CLOV Phase 3 is slated to be the first upstream Angolan project to benefit from TotalEnergies’ use of standardized subsea equipment. However, the French major does hopes to take the same approach to future short-cycle development initiatives. In the meantime, CLOV Phase 3 is expected to boost Angola’s oil output by 30,000 bpd once it comes online in 2024.

Long-Term Goals

These brief mentions do not reveal the whole picture, as they do not illuminate all of the paths that Sonangol is taking to intensify cooperation with its foreign partners. But they do offer two examples of the work that the country has been doing to counter the long-term decline in oil production levels. More specifically, they demonstrate the gains that can be made when stakeholders work to make the most of what they already have.
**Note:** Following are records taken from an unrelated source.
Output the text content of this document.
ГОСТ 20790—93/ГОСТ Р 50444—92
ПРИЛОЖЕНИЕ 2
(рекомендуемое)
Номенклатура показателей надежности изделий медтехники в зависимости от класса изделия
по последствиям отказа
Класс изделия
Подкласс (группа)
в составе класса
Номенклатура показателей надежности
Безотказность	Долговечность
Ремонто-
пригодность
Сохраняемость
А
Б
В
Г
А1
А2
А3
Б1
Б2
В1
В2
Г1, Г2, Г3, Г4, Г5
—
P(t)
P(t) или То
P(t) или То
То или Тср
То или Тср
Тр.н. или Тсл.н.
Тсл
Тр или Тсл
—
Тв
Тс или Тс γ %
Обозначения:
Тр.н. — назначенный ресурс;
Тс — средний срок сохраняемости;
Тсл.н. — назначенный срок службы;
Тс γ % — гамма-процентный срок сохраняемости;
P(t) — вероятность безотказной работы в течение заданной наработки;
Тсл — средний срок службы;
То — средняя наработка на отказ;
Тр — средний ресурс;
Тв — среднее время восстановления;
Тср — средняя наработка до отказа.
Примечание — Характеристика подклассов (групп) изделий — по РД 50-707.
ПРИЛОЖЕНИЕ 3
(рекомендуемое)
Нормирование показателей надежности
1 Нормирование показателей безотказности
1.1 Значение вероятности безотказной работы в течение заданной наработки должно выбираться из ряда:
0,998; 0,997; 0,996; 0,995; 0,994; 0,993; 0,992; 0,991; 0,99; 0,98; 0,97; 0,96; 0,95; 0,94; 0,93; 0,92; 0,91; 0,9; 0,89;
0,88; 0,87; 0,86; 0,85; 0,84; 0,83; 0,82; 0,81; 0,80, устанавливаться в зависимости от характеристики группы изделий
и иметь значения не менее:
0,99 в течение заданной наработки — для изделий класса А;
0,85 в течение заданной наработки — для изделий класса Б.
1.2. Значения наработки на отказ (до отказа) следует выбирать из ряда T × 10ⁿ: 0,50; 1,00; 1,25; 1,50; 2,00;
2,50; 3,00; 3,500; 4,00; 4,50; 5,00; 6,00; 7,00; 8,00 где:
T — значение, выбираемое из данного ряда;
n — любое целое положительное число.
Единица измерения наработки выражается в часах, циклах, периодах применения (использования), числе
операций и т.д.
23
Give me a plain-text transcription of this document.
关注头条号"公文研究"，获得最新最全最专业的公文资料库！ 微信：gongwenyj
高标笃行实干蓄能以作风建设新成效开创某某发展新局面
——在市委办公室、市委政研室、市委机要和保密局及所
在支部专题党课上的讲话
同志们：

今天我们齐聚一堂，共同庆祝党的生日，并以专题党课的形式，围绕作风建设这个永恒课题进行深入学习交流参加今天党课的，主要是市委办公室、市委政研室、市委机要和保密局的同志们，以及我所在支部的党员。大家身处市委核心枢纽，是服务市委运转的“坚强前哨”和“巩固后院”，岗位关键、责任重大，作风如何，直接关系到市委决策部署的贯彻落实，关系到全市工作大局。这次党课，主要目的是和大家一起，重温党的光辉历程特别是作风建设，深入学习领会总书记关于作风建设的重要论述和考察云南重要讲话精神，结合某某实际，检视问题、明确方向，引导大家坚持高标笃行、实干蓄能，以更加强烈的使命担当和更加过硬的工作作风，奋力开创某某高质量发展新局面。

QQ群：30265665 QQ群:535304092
But the point is not just to increase crude production and keep an existing industry afloat. Angola also sees the oil sector as a vehicle capable of laying a foundation for the country’s eventual transition to renewable energy in a way that maximizes the gains for citizens. To achieve this end, it is trying to generate as much revenue as possible from the development of its offshore oil reserves so that the proceeds can be used to grow the country’s economy. It is also seeking to ensure that IOCs share training and technology, thereby contributing to the development of a more highly skilled labor force and the expansion of local capacity for the support of complex projects. Additionally, it is working to reduce energy poverty by building new refineries that will improve local access to high-quality fuels.

Once again, the AEC commends Angola for these efforts. We look forward to seeing the country rack up more successes in the years to come, starting with its push to raise crude oil output to 1.3 million bpd and eventually achieving a just and sustainable energy transition, in which renewable and low-carbon forms of energy are both abundant and easily accessible.